John Hewko is the general secretary and chief executive officer of Rotary International and The Rotary Foundation. 

Hewko previously served as vice president for operations and compact development for the Millennium Challenge Corporation (MCC), a US government agency established in 2004 to deliver foreign assistance to the world’s poorest countries. At MCC, he completed the negotiation of assistance agreements totaling $6.3 billion to 18 countries for infrastructure, agriculture, water and sanitation, health, and education projects. 

Prior to joining MCC, Hewko was an international partner with the law firm Baker McKenzie, specializing in international corporate transactions in emerging markets. He helped establish the firm’s Moscow office and was the managing partner of its offices in Kyiv and Prague. 
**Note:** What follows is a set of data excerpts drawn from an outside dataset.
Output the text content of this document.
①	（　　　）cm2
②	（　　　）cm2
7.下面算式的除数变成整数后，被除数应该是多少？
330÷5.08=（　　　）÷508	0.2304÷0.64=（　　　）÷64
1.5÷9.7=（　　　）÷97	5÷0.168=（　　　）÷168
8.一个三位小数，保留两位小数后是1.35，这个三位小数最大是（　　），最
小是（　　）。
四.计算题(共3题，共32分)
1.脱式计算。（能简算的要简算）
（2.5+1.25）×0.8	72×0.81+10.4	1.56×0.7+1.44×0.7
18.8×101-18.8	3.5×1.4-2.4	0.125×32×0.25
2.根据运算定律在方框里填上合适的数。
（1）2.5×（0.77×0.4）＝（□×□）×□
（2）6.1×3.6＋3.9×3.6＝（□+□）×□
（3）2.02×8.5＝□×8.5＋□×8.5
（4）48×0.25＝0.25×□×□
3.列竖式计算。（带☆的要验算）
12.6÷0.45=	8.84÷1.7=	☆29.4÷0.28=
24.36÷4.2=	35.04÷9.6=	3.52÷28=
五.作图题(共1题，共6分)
While working in Ukraine in the early 1990s, Hewko assisted the working group that prepared the initial draft of the new Ukrainian post-Soviet constitution and was a charter member of the first Rotary club in Kyiv. 

Hewko has been a public policy scholar at the Woodrow Wilson International Center for Scholars, an adjunct professor of law at Georgetown University, and a visiting scholar at the Carnegie Endowment for International Peace. He has published papers and articles in leading US and international publications and has spoken extensively on political and business issues dealing with the former Soviet Union, Central Europe, Africa, and Latin America. He is also a member of the Council of Foreign Relations. 

Hewko holds a law degree from Harvard University, a master’s in modern history from Oxford University (where he studied as a Marshall Scholar), and a bachelor’s in government and Soviet studies from Hamilton College in New York.